実装に興味を覚えた方は、ぜひちらっとでも見てみていただければと!→ mackerel-agent-plugins/mackerel-plugin-unicorn/lib at master · mackerelio/mackerel-agent-plugins · GitHub

利用可能なオプション

-pidfile

必須オプションです。unicorn の pid ファイルをフルパスで指定する必要があります。

-metric-key-prefix

このプラグインで取得されるメトリック、描画されるグラフのラベルなどに prefix を付与することができます。これを活用することにより、ひとつのホスト内で複数のunicornサーバーが稼働していたとしても、それぞれを個別にモニタリングすることが可能です。こんな↓かんじ。

[plugin.metrics.unicorn]
command = "mackerel-plugin-unicorn -pidfile=/var/www/app/shared/tmp/pids/unicorn.pid"

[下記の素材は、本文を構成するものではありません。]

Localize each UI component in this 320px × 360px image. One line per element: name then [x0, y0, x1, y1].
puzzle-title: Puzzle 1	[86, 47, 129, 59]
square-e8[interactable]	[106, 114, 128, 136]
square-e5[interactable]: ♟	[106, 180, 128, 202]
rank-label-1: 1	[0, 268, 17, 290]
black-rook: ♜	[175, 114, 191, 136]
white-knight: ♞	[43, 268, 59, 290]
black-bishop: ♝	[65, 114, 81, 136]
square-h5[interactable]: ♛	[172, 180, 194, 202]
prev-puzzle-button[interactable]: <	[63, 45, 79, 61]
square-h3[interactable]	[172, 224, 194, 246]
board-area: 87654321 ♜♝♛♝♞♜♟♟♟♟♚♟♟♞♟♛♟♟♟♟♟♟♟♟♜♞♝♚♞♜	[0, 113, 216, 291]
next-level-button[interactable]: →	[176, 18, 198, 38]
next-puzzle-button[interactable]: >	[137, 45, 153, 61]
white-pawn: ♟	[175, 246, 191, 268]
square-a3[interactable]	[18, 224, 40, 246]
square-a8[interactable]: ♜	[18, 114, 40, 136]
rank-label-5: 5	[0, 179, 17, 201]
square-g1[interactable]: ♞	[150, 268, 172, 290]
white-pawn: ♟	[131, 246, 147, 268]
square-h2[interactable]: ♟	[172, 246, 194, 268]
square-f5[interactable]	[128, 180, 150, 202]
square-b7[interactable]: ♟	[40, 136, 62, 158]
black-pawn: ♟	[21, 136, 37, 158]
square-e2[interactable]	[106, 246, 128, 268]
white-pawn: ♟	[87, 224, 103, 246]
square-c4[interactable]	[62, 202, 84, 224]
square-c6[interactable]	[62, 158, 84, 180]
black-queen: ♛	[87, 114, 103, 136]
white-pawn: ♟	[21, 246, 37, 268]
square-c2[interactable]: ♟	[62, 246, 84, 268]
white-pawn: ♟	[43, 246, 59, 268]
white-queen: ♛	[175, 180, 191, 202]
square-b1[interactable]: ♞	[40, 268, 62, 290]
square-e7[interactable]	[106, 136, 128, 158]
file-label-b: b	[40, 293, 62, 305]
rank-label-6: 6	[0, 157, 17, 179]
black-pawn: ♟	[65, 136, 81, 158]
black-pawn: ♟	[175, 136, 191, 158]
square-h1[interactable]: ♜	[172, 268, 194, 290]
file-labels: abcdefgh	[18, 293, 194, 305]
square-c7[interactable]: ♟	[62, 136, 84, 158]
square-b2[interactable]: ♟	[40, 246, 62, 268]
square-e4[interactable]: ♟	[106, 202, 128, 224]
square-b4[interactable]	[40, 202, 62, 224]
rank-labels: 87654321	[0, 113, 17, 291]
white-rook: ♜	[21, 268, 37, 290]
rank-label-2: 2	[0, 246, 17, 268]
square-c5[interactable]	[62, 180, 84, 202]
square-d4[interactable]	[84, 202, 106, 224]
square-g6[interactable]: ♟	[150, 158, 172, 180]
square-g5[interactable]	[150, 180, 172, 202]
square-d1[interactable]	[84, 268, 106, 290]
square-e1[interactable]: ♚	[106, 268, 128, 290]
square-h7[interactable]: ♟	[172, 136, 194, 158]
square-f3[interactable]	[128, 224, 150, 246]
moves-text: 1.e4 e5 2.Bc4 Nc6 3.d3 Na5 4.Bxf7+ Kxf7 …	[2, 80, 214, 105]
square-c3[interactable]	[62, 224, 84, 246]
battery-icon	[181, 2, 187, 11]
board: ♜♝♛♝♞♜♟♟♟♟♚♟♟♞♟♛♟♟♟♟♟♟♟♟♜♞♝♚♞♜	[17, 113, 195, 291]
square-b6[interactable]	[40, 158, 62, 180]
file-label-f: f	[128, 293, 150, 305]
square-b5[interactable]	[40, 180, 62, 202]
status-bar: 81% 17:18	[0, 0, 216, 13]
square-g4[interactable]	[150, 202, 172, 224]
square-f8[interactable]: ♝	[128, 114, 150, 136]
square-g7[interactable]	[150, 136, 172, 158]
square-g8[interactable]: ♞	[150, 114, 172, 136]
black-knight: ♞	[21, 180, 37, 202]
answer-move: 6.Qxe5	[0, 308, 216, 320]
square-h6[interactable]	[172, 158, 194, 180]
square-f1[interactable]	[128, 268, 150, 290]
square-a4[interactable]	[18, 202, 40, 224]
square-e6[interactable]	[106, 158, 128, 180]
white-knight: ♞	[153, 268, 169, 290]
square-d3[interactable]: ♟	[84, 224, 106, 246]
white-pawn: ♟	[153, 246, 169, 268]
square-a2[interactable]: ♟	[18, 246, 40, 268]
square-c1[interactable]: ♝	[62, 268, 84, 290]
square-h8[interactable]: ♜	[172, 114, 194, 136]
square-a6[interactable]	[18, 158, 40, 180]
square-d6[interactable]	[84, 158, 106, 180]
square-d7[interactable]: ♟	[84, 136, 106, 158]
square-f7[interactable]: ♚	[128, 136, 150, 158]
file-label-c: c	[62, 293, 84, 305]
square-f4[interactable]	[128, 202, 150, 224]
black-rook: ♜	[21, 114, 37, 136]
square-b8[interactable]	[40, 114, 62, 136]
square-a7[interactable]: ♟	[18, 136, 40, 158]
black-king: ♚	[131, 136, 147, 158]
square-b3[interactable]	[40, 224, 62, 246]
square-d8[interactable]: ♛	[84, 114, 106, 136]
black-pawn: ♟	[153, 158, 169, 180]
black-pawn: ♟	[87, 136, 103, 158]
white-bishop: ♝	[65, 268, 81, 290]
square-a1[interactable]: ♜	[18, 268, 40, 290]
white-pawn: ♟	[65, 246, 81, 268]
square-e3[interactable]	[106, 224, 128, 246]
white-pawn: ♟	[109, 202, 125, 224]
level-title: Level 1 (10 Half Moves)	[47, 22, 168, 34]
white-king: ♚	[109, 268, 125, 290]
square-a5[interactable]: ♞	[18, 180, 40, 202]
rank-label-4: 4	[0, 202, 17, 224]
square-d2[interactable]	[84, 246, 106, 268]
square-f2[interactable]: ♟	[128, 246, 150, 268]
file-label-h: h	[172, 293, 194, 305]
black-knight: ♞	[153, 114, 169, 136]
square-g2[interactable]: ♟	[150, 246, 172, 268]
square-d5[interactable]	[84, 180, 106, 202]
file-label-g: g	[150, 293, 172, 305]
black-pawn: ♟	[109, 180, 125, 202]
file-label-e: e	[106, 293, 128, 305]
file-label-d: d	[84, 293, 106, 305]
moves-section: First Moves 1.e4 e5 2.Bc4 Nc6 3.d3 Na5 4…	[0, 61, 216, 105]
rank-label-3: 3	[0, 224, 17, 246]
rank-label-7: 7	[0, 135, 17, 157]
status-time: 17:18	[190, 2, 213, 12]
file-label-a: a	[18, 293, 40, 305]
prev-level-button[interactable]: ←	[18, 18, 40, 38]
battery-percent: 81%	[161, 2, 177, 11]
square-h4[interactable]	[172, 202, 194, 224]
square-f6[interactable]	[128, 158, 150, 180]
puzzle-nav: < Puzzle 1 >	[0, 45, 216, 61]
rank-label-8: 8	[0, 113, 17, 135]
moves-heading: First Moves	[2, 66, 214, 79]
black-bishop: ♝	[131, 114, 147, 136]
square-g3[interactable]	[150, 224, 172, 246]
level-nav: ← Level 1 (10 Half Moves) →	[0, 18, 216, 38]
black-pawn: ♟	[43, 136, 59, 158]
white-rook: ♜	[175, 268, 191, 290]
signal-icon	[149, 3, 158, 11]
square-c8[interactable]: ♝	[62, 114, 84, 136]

[plugin.metrics.unicorn_foobar]
command = "mackerel-plugin-unicorn -pidfile=/var/www/foobar/shared/tmp/pids/unicorn.pid -metric-key-prefix=foobar"

まとめ

unicornのモニタリングに使えるプラグイン、mackerel-plugin-unicorn を解説しました。僕も、ちょっと前まで趣味でも Rails + unicorn で趣味Webアプリを運用していて、そこでもこのプラグインドッグフーディングしていたのですが、今はもう全部Goにリプレースしてしまっており、それもあってグラフのスクショとかも出せずでした。スクショの一枚でも残しておけばよかったなぁ(´・ω・`)。

上記の通り、メトリック種類は5つと多くはないですが、厳選されている印象も受けました。例えば、負荷試験実施期間中や本番ローンチ前とかに worker プロセスの調整をする際に活用する、とか、他にもあれこれ使ってもらえるのではないでしょうか!